Suspicion of greenwashing at the Deutsche Bank subsidiary – Economy

Investigators from the Frankfurt public prosecutor’s office and officials from the Federal Criminal Police Office (BKA) searched the business premises of the investment company DWS in Frankfurt again on Thursday. It’s about the ongoing investigation into suspected investment fraud (here greenwashing). The Frankfurt public prosecutor’s office announced that the authority was executing a search warrant dated January 30th. The measure, in which three public prosecutors and 30 BKA officials were involved, was still ongoing on Thursday. A DWS spokesman said it would continue to cooperate fully with authorities to resolve this investigation as quickly as possible. A spokeswoman for the public prosecutor’s office confirmed that DWS was still willing to cooperate.

This is the second visit by the authorities in around three weeks. It wasn’t until mid-January that around 50 DWS investigators paid a visit. At the time, the public prosecutor’s office said the search served to further clarify the allegations. Unlike in January, this time the investigators came – just on the day of Deutsche Bank’s annual press conference – but without prior notice. This now raises the question of whether DWS is really cooperating as well as it says, or whether the judiciary is more interested in “negotiating” a higher fine in this way, as corporate insiders suspect.

The origins of the DWS affair date back three years. At the beginning of 2021, Desirée Fixler, the former head of sustainability at DWS, initially criticized internally that the fund company was selling itself too sustainably. Shortly afterwards, however, DWS not only let its contract expire, but also issued a memo to the media suggesting that it had lacked “traction”. The American saw her reputation destroyed and turned to the in the summer of 2021 Wall Street Journal. Several US authorities, as well as the German financial regulator and the Frankfurt public prosecutor’s office, then began investigations.

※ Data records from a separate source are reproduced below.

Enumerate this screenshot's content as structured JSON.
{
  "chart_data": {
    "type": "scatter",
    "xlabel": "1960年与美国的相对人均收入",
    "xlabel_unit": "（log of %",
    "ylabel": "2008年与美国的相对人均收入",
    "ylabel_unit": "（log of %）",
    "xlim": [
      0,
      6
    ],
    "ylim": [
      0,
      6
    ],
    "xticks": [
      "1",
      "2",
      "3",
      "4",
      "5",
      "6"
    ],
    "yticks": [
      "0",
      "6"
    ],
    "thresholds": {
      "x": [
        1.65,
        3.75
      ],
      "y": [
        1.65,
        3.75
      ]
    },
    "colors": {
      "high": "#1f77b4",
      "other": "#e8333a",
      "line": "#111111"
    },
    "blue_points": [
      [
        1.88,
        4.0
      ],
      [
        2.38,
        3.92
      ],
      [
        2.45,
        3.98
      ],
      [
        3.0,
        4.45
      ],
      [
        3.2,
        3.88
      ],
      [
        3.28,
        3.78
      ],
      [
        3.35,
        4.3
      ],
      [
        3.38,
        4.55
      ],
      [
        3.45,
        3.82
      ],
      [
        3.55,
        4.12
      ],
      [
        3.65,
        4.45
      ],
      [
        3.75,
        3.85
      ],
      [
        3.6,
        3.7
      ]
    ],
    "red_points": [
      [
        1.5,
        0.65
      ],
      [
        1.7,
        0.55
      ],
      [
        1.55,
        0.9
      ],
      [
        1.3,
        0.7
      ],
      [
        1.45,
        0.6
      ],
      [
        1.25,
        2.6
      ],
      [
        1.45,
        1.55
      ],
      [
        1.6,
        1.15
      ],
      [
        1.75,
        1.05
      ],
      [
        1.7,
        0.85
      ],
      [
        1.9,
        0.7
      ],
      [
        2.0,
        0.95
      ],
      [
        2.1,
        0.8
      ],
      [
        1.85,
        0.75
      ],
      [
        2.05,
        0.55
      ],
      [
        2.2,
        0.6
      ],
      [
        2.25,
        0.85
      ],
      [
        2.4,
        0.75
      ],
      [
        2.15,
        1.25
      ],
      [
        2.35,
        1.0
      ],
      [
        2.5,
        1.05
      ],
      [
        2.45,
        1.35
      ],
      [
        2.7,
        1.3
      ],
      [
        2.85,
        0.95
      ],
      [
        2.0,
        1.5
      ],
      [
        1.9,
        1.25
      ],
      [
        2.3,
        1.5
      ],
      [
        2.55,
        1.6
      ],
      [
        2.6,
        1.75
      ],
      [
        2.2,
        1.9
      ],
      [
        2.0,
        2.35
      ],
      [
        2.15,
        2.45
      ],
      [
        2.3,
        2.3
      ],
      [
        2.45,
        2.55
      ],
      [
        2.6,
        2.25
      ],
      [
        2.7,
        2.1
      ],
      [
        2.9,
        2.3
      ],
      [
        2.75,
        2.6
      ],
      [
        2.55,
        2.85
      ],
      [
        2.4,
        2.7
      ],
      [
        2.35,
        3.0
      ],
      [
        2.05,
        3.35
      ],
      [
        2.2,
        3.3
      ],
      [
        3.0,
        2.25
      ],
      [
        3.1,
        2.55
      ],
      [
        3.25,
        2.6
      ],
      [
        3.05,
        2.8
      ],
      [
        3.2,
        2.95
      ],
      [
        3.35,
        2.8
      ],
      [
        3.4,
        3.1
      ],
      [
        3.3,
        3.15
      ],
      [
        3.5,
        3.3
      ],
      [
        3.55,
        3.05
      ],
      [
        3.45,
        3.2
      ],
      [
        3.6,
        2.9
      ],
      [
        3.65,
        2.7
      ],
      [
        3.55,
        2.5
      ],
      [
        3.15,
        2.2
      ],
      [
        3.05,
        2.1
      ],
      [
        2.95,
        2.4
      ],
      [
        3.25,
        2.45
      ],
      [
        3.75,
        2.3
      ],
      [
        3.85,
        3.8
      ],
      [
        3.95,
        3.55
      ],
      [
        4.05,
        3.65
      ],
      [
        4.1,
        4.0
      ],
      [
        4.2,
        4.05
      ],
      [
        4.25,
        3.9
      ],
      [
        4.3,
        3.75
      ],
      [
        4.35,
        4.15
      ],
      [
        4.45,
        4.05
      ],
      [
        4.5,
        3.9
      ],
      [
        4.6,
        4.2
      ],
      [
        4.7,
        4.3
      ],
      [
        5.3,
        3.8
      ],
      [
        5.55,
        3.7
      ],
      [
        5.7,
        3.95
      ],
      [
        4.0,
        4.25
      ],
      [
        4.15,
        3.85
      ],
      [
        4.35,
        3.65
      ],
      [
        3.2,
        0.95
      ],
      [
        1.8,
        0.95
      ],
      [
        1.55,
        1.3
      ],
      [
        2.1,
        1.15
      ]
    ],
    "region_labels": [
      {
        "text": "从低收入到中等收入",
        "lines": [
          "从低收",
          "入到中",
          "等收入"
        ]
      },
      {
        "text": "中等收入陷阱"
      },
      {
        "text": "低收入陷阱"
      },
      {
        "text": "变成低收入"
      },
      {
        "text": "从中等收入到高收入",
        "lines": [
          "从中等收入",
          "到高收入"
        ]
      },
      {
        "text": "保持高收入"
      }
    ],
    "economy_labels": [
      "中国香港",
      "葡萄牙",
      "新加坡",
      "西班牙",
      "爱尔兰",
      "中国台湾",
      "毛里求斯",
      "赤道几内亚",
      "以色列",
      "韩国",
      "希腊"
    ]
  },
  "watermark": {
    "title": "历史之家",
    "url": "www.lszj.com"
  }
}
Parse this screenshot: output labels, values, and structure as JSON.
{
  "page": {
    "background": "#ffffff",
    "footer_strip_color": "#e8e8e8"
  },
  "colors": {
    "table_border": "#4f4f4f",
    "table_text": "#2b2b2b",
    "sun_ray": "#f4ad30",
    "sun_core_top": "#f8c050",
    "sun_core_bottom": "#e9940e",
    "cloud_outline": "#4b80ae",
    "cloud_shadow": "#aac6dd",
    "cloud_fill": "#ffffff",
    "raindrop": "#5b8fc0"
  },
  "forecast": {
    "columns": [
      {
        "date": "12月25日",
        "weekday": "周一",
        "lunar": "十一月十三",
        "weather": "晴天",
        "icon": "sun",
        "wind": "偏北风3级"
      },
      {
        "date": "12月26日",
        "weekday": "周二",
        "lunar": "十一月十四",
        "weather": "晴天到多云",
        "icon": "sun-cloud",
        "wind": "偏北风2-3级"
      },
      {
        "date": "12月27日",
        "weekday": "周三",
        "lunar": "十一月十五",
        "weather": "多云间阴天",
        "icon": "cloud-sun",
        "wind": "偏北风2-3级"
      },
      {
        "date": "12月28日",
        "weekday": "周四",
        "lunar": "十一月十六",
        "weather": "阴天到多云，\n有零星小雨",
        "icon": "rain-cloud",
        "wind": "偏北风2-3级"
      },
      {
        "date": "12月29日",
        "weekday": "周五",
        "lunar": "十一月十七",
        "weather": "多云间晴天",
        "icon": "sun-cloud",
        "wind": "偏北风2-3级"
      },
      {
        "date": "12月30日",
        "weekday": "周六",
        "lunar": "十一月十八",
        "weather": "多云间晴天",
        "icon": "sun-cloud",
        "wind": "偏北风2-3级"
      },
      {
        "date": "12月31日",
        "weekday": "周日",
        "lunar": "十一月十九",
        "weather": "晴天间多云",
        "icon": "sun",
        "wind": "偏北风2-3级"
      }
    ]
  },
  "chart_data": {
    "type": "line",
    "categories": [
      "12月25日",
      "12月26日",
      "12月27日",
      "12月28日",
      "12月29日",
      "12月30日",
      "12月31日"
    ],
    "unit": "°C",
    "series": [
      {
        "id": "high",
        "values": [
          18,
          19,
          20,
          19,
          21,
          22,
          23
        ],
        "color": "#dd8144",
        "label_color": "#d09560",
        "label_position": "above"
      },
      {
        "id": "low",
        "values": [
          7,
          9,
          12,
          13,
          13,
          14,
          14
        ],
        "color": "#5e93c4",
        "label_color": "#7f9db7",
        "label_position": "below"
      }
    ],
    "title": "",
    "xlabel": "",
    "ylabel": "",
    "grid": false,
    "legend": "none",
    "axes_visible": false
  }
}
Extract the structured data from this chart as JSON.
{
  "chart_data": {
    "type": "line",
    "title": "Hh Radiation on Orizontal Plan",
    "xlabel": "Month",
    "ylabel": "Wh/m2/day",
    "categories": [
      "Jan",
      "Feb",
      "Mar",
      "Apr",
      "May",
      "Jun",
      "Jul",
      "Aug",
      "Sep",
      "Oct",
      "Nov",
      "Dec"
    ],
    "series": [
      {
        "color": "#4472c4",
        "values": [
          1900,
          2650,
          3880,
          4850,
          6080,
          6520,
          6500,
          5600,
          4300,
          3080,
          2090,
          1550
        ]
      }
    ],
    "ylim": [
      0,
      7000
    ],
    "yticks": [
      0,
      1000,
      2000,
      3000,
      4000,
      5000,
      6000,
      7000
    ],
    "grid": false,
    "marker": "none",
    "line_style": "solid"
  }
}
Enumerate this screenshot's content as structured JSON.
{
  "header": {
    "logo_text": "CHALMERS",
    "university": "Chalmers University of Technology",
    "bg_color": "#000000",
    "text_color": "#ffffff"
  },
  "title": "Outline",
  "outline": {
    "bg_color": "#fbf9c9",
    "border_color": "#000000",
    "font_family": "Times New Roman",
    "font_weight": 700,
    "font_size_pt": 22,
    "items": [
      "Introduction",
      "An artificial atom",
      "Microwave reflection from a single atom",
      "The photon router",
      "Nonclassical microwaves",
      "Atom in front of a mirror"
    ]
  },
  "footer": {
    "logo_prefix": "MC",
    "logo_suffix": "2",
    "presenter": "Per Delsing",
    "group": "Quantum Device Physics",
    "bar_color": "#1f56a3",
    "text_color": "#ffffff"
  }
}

The fund company received a visit from investigators for the first time at the end of May 2022, which ultimately cost the then DWS CEO Asoka Wöhrmann his office. At that time, employees of the public prosecutor’s office, the financial regulator Bafin and the BKA searched not only the headquarters of DWS, but also of the parent company, Deutsche Bank. For a year now, investigations have not only been carried out against unknown persons, but also against Wöhrmann personally. Wöhrmann, who is now head of the Augsburg real estate company Patrizia, has always denied the allegations, as has DWS. Greenwashing refers to fraudulent labeling of information about sustainability aspects of investment funds. Stefan Hoops, Wöhrmann’s successor at the head of DWS, had at least admitted to “exuberant” marketing and promised to improve sustainability processes.